S&P’s ‘flash’ purchasing managers’ index (PMI) came in at 51.7 this month, down from 52.6 in September and below expectations.
While the PMI remained above the 50 no-change mark, it was the slowest rate of expansion since November last year and equates to just a 0.1 per cent quarterly increase in GDP.
“Business activity growth has slumped to its lowest for nearly a year in October as gloomy government rhetoric and uncertainty ahead of the Budget has dampened business confidence and spending,” Chris Williamson, chief business economist at S&P Global Market Intelligence said.
Chancellor Rachel Reeves is reportedly looking to raise £40bn in the Budget, weighted heavily towards tax rises.
The Chancellor is likely to force employers to pay national insurance on pension contributions and may hike capital gains tax too. Other measures, such as closing inheritance tax loopholes and extending the freeze on income tax thresholds, are also under consideration.
Survey respondents noted that Budget uncertainty had “delayed decision-making” while companies reduced headcount for the first time this year.
While firms in the service sector saw solid growth in new business intakes, manufacturing firms saw an outright decline.
The survey also showed that business confidence fell for the third successive month, taking it down to its lowest level since November 2023. This adds to a growing body of evidence that concerns about the Budget has damaged confidence in the economy.
With the Budget only a week away, Williamson said it would play “a major role in steering the direction of the economy in the months ahead”.
The economy performed surprisingly well in the first half of the year, growing above the trend rate of growth, but it has slowed significantly in recent months.
Elias Hilmer, assistant economist at Capital Economics, said the economy might even be stagnant entering the final quarter of the year.

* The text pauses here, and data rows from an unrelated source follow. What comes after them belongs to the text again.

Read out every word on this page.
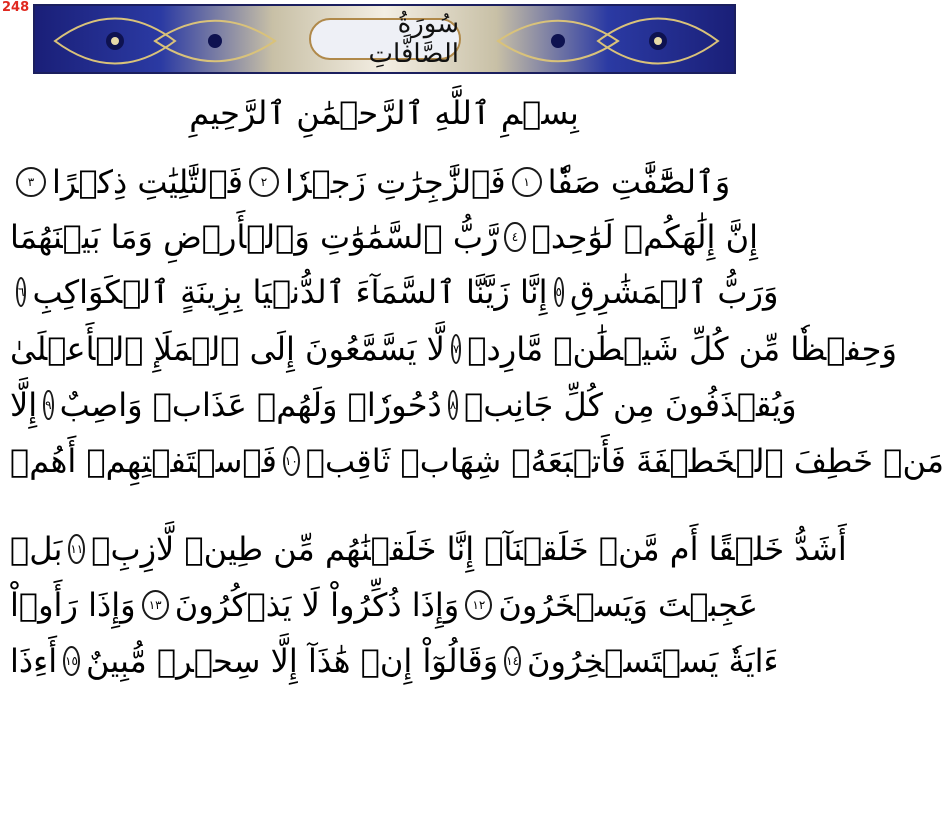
248
سُورَةُ الصَّافَّاتِ
بِسۡمِ ٱللَّهِ ٱلرَّحۡمَٰنِ ٱلرَّحِيمِ
وَٱلصَّٰٓفَّٰتِ صَفّٗا
١
فَٱلزَّٰجِرَٰتِ زَجۡرٗا
٢
فَٱلتَّٰلِيَٰتِ ذِكۡرًا
٣
إِنَّ إِلَٰهَكُمۡ لَوَٰحِدٞ
٤
رَّبُّ ٱلسَّمَٰوَٰتِ وَٱلۡأَرۡضِ وَمَا بَيۡنَهُمَا
وَرَبُّ ٱلۡمَشَٰرِقِ
٥
إِنَّا زَيَّنَّا ٱلسَّمَآءَ ٱلدُّنۡيَا بِزِينَةٍ ٱلۡكَوَاكِبِ
٦
وَحِفۡظٗا مِّن كُلِّ شَيۡطَٰنٖ مَّارِدٖ
٧
لَّا يَسَّمَّعُونَ إِلَى ٱلۡمَلَإِ ٱلۡأَعۡلَىٰ
وَيُقۡذَفُونَ مِن كُلِّ جَانِبٖ
٨
دُحُورٗاۖ وَلَهُمۡ عَذَابٞ وَاصِبٌ
٩
إِلَّا
مَنۡ خَطِفَ ٱلۡخَطۡفَةَ فَأَتۡبَعَهُۥ شِهَابٞ ثَاقِبٞ
١٠
فَٱسۡتَفۡتِهِمۡ أَهُمۡ
أَشَدُّ خَلۡقًا أَم مَّنۡ خَلَقۡنَآۚ إِنَّا خَلَقۡنَٰهُم مِّن طِينٖ لَّازِبِۭ
١١
بَلۡ
عَجِبۡتَ وَيَسۡخَرُونَ
١٢
وَإِذَا ذُكِّرُواْ لَا يَذۡكُرُونَ
١٣
وَإِذَا رَأَوۡاْ
ءَايَةٗ يَسۡتَسۡخِرُونَ
١٤
وَقَالُوٓاْ إِنۡ هَٰذَآ إِلَّا سِحۡرٞ مُّبِينٌ
١٥
أَءِذَا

There was more positive news on inflation, with the cost burden facing firms rising at its slowest pace in 47 months. Where firms reported higher costs, it was largely due to higher salary payments and costs associated with new technologies.
Nevertheless, firms still increased their output prices at an accelerated rate, with prices charged inflation climbing to its highest level since July.
“A further cooling of input cost inflation to the lowest for four years opens the door for the Bank of England to take a more aggressive stance towards lowering interest rates, should the current slowdown become more entrenched,” Williamson said.